RNs work across virtually every healthcare setting: hospitals, emergency departments, intensive care units, outpatient surgery centers, public health agencies, schools, and corporate wellness programs. The BSN pathway also opens doors to roles in case management, research, informatics, and nursing education. If you want to work in a fast-paced acute care environment or a specialized unit like labor and delivery or oncology, you’ll almost certainly need an RN license.
Salary Comparison
The pay gap between the two roles is substantial. According to the Bureau of Labor Statistics, the median annual wage for LVNs as of May 2024 is $62,340. For RNs, it’s $93,600. That’s a difference of more than $31,000 per year at the midpoint, reflecting the additional education, broader responsibilities, and higher-acuity patients RNs typically manage.

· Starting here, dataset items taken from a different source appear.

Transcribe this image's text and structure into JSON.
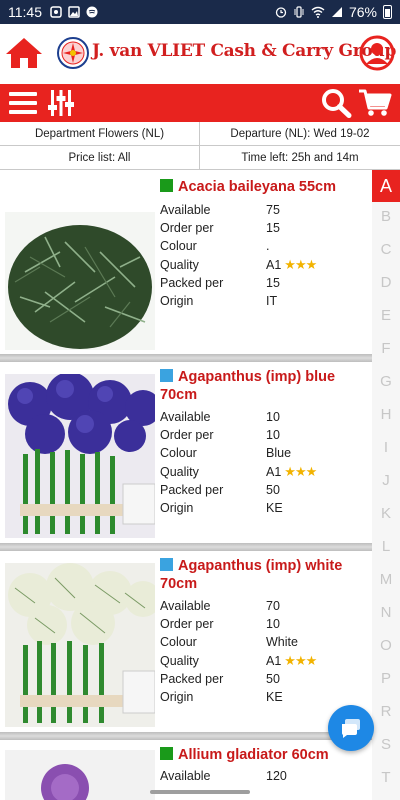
{
  "status_bar": {
    "time": "11:45",
    "battery": "76%"
  },
  "header": {
    "brand": "J. van VLIET Cash & Carry Group"
  },
  "info": {
    "department": "Department Flowers (NL)",
    "departure": "Departure (NL): Wed 19-02",
    "price_list": "Price list: All",
    "time_left": "Time left: 25h and 14m"
  },
  "labels": {
    "available": "Available",
    "order_per": "Order per",
    "colour": "Colour",
    "quality": "Quality",
    "packed_per": "Packed per",
    "origin": "Origin"
  },
  "products": [
    {
      "name": "Acacia baileyana 55cm",
      "marker_color": "#1a9a1a",
      "available": "75",
      "order_per": "15",
      "colour": ".",
      "quality": "A1",
      "stars": "★★★",
      "packed_per": "15",
      "origin": "IT"
    },
    {
      "name": "Agapanthus (imp) blue 70cm",
      "marker_color": "#3aa3e0",
      "available": "10",
      "order_per": "10",
      "colour": "Blue",
      "quality": "A1",
      "stars": "★★★",
      "packed_per": "50",
      "origin": "KE"
    },
    {
      "name": "Agapanthus (imp) white 70cm",
      "marker_color": "#3aa3e0",
      "available": "70",
      "order_per": "10",
      "colour": "White",
      "quality": "A1",
      "stars": "★★★",
      "packed_per": "50",
      "origin": "KE"
    },
    {
      "name": "Allium gladiator 60cm",
      "marker_color": "#1a9a1a",
      "available": "120"
    }
  ],
  "alphabet": [
    "A",
    "B",
    "C",
    "D",
    "E",
    "F",
    "G",
    "H",
    "I",
    "J",
    "K",
    "L",
    "M",
    "N",
    "O",
    "P",
    "R",
    "S",
    "T"
  ],
  "active_letter": "A",
  "colors": {
    "accent": "#e8231f",
    "brand_text": "#d11f1f",
    "title": "#c81a1a",
    "fab": "#1e88e5"
  }
}
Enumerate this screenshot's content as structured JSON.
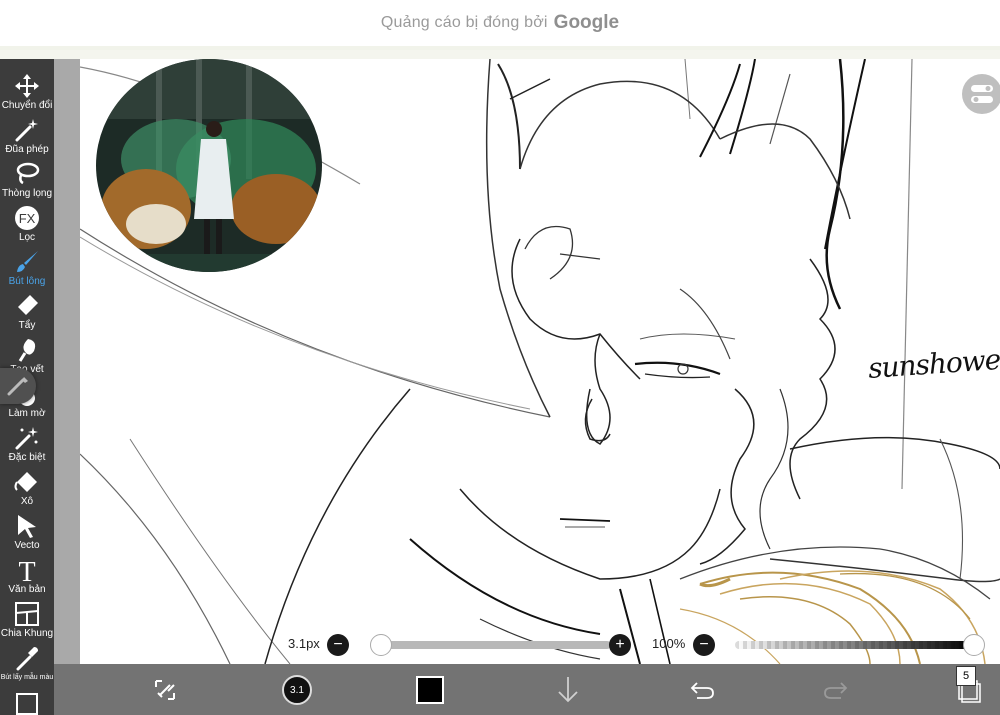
{
  "ad_banner": {
    "text": "Quảng cáo bị đóng bởi",
    "brand": "Google"
  },
  "toolbar": {
    "tools": [
      {
        "id": "transform",
        "label": "Chuyển đổi",
        "icon": "move-arrows-icon",
        "active": false
      },
      {
        "id": "magic-wand",
        "label": "Đũa phép",
        "icon": "magic-wand-icon",
        "active": false
      },
      {
        "id": "lasso",
        "label": "Thòng lọng",
        "icon": "lasso-icon",
        "active": false
      },
      {
        "id": "filter",
        "label": "Lọc",
        "icon": "fx-icon",
        "active": false
      },
      {
        "id": "brush",
        "label": "Bút lông",
        "icon": "brush-icon",
        "active": true
      },
      {
        "id": "eraser",
        "label": "Tẩy",
        "icon": "eraser-icon",
        "active": false
      },
      {
        "id": "smudge",
        "label": "Tạo vết",
        "icon": "smudge-icon",
        "active": false
      },
      {
        "id": "blur",
        "label": "Làm mờ",
        "icon": "droplet-icon",
        "active": false
      },
      {
        "id": "special",
        "label": "Đặc biệt",
        "icon": "sparkle-wand-icon",
        "active": false
      },
      {
        "id": "fill",
        "label": "Xô",
        "icon": "bucket-icon",
        "active": false
      },
      {
        "id": "vector",
        "label": "Vecto",
        "icon": "cursor-arrow-icon",
        "active": false
      },
      {
        "id": "text",
        "label": "Văn bản",
        "icon": "text-t-icon",
        "active": false
      },
      {
        "id": "frame",
        "label": "Chia Khung",
        "icon": "frame-divide-icon",
        "active": false
      },
      {
        "id": "eyedropper",
        "label": "Bút lấy mẫu màu",
        "icon": "eyedropper-icon",
        "active": false
      }
    ],
    "accent_color": "#4aa3e8"
  },
  "canvas": {
    "signature": "sunshower"
  },
  "sliders": {
    "brush_size_label": "3.1px",
    "brush_size_value": 3.1,
    "opacity_label": "100%",
    "opacity_value": 100,
    "minus_symbol": "−",
    "plus_symbol": "+"
  },
  "bottom_bar": {
    "brush_size_badge": "3.1",
    "current_color": "#000000",
    "layer_count": "5",
    "icons": [
      "selection-transform-icon",
      "brush-preview",
      "color-swatch",
      "download-arrow-icon",
      "undo-icon",
      "redo-icon",
      "layers-icon"
    ]
  }
}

Job growth for LVNs is projected at 3% from 2024 to 2034, which is roughly in line with the average for all occupations. Both roles remain in demand, but RN positions tend to offer more geographic flexibility and a wider range of employers competing for candidates, particularly for nurses with a BSN or specialty certifications.
Moving From LVN to RN
If you’re already working as an LVN and want to advance, bridge programs let you build on your existing license rather than starting nursing school from scratch. These programs are widely available at community colleges and universities. A typical LVN-to-RN bridge program runs about three semesters and awards an associate degree in nursing upon completion.

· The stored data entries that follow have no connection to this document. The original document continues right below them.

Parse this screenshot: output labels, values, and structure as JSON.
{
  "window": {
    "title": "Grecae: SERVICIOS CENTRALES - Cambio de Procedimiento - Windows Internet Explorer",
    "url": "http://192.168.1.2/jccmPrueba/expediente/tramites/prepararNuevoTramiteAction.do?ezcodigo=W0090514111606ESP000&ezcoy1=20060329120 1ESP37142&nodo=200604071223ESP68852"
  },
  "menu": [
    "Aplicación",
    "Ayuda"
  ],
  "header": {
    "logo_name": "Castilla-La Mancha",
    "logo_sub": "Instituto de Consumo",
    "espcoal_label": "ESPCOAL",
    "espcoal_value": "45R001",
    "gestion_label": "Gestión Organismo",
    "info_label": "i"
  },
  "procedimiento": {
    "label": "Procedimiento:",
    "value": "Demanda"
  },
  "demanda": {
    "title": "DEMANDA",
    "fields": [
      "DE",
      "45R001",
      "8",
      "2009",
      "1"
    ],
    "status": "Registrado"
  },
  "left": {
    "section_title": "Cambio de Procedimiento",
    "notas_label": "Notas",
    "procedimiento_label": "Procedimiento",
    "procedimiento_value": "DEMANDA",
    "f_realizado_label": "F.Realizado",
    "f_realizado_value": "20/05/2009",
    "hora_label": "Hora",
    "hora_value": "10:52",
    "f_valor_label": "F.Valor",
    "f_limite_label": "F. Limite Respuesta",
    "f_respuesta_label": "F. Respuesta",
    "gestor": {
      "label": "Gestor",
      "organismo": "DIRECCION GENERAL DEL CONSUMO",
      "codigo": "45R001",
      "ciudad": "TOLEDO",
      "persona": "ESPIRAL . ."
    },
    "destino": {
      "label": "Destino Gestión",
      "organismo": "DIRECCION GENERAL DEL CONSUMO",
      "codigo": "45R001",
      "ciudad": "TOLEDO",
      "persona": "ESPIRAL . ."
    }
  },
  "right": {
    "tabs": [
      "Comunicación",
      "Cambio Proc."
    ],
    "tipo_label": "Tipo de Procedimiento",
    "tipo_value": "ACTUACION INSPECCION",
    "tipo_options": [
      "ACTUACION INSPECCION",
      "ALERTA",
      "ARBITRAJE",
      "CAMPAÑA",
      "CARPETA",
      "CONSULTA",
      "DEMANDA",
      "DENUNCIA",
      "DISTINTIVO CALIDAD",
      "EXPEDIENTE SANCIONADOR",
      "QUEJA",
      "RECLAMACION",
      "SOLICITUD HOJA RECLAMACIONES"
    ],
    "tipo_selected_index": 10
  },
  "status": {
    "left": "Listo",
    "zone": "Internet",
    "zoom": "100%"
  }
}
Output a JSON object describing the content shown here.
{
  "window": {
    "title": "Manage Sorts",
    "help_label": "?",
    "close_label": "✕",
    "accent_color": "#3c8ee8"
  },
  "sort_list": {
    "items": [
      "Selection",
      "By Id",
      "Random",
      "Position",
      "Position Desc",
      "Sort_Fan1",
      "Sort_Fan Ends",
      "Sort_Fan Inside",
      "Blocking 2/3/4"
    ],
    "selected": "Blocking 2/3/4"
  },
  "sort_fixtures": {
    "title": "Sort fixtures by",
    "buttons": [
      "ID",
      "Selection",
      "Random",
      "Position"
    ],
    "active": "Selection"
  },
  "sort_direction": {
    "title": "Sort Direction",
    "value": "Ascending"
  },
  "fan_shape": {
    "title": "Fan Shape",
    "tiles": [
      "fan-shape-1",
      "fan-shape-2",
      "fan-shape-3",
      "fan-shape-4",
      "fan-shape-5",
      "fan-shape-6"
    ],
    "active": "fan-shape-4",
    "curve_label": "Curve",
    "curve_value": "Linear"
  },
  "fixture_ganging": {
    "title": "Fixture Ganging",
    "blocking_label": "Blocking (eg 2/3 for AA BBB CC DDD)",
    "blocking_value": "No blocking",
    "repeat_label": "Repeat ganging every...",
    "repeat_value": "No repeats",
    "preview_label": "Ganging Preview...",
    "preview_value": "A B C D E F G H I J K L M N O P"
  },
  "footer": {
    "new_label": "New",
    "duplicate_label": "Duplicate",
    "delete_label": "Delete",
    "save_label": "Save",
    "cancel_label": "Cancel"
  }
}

Admission requirements vary by school, but common prerequisites include anatomy and physiology, microbiology, and general psychology, all completed with a C or better. You’ll need an active, unrestricted LVN license and will usually have to pass an entrance exam. Once you finish the bridge program and pass the NCLEX-RN, you hold the same RN license as someone who completed a traditional program. From there, many nurses continue to a BSN through an online RN-to-BSN program while working full time.
Which Path Makes Sense
Choosing between LVN and RN training depends on your timeline, finances, and long-term goals. If you want to start working in healthcare quickly with a shorter, less expensive program, the LVN route gets you to the bedside in about a year. It’s a practical starting point, especially if you’re testing whether nursing is the right career before committing to more school.

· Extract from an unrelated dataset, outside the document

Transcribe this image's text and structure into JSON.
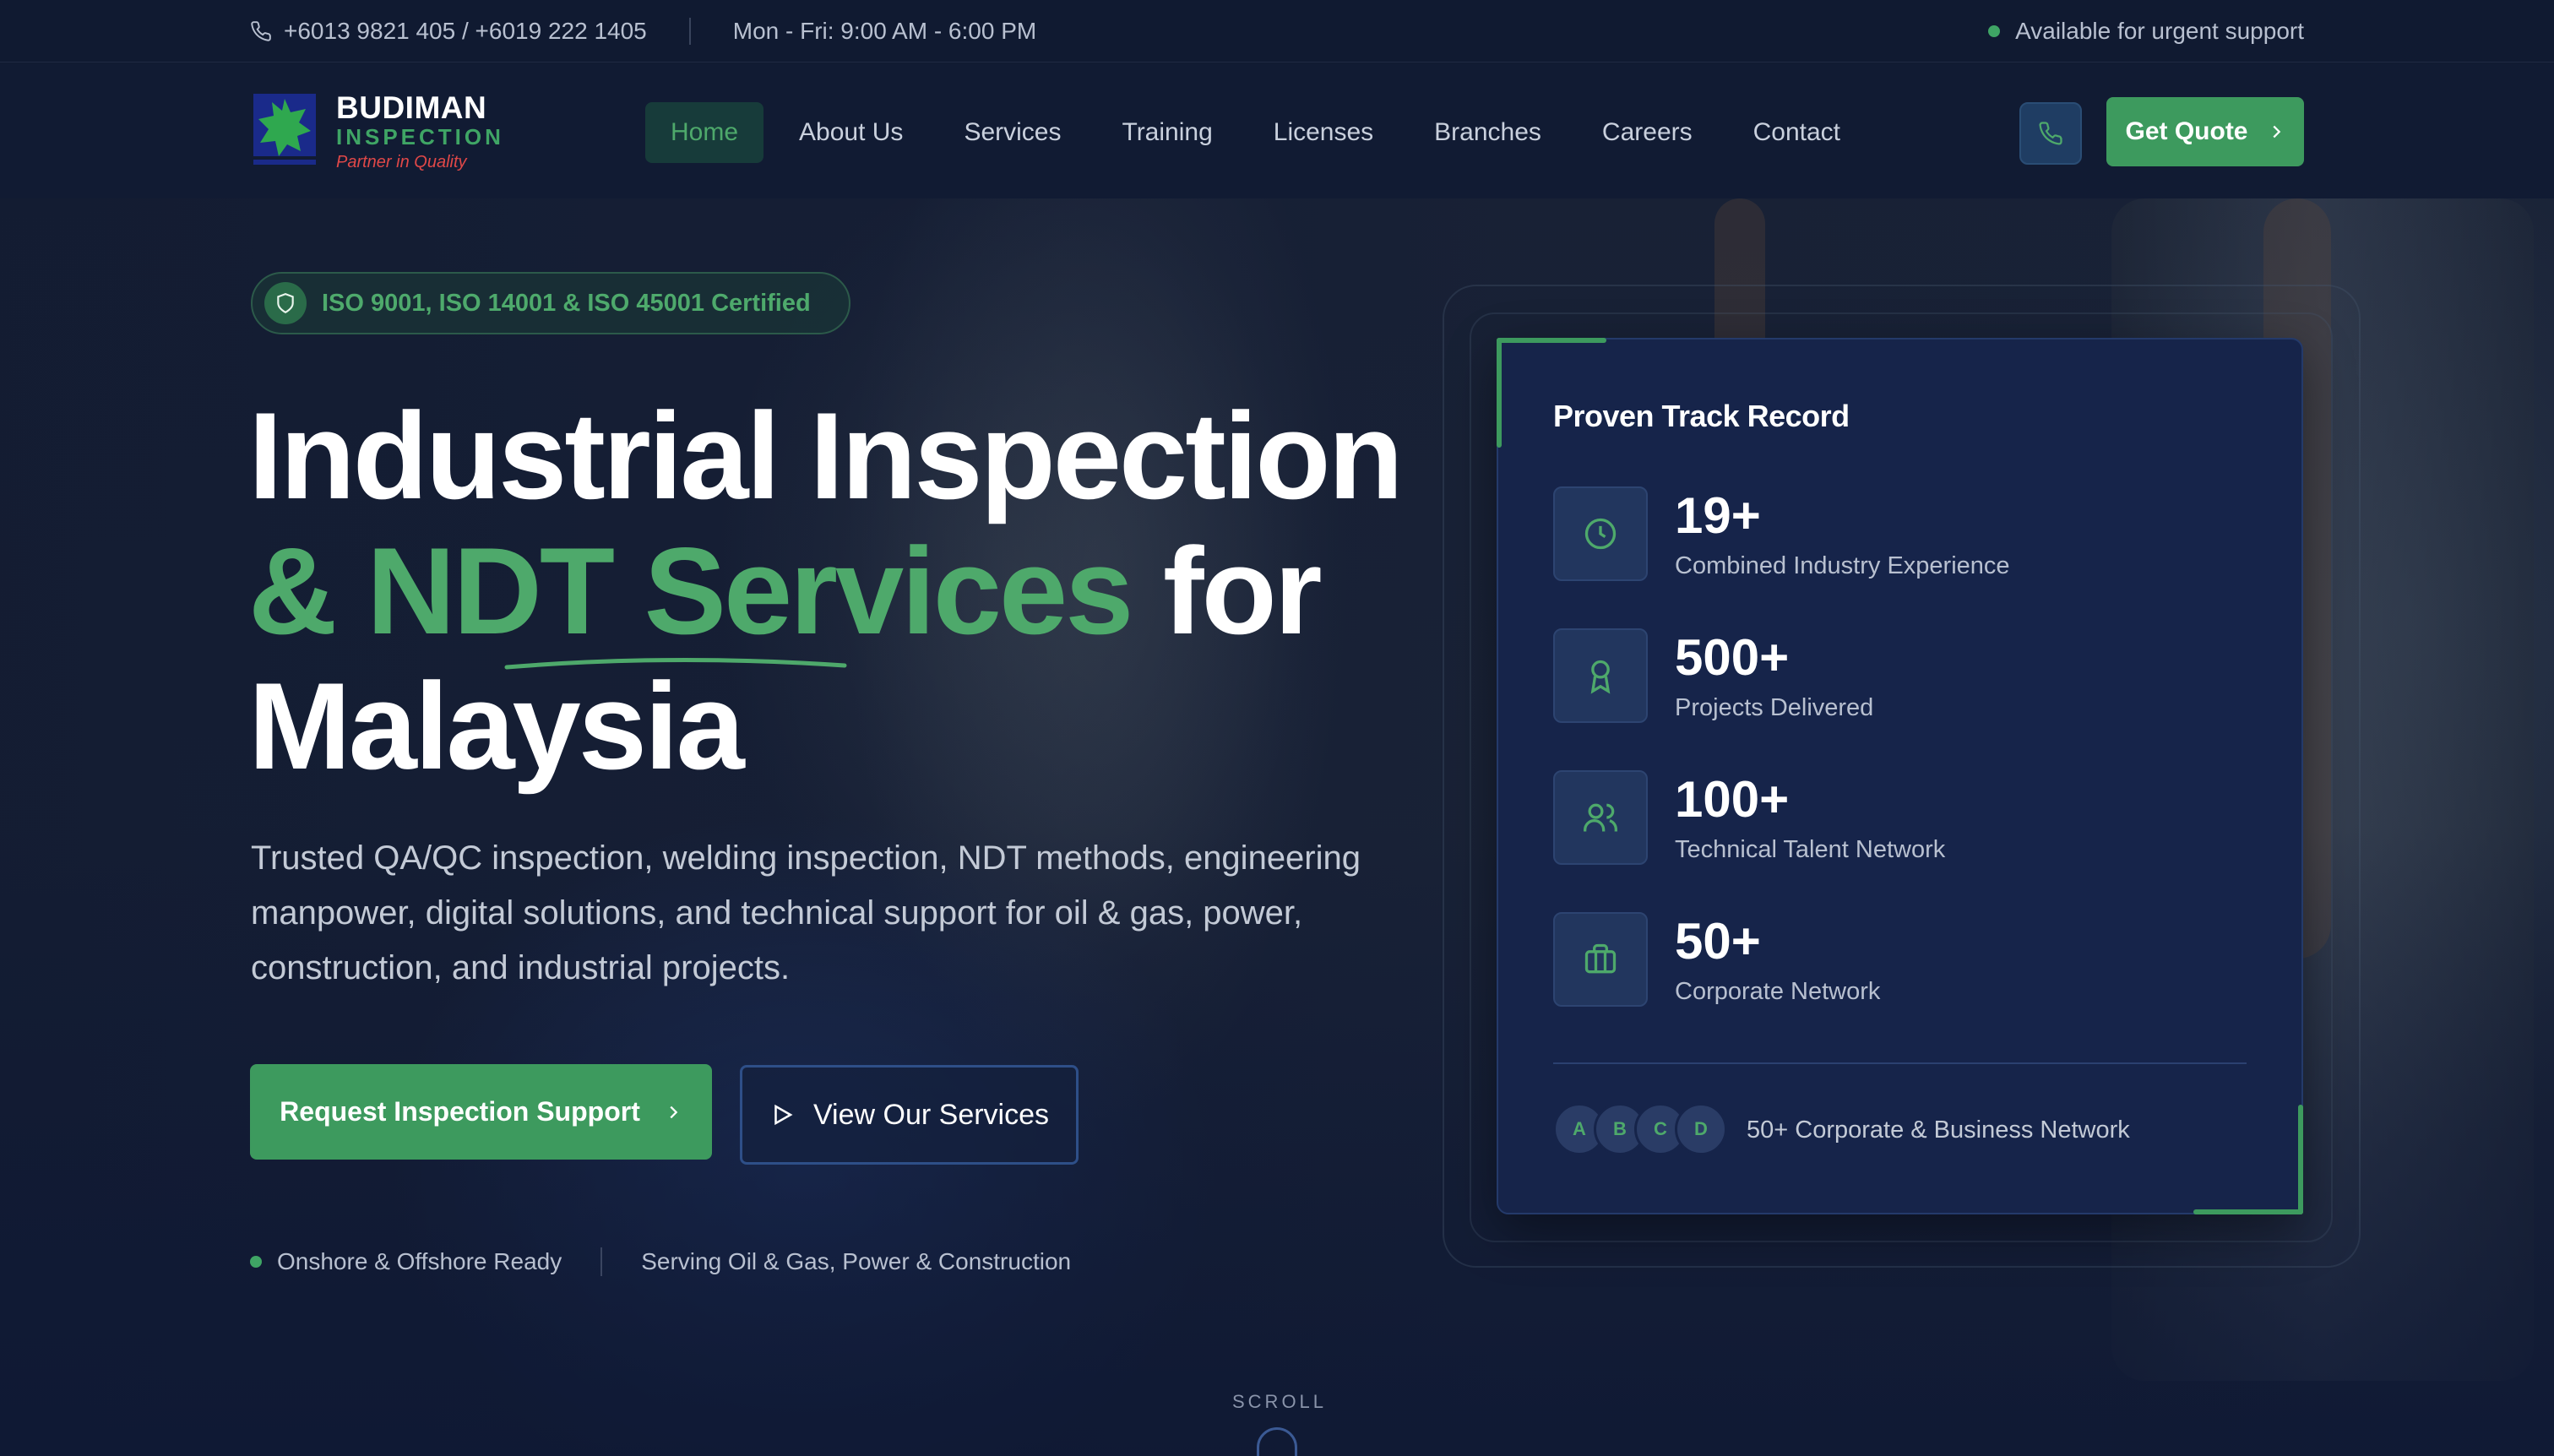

If you’re looking at nursing as a long-term career with room to specialize, lead, or earn a higher salary, starting with an RN program (or planning an LVN-to-RN bridge early on) will save you time in the long run. The additional education pays off in both earning potential and the range of positions available to you. Many nurses who begin as LVNs describe it as a smart way to gain clinical experience and income while working toward an RN, so the two paths aren’t mutually exclusive.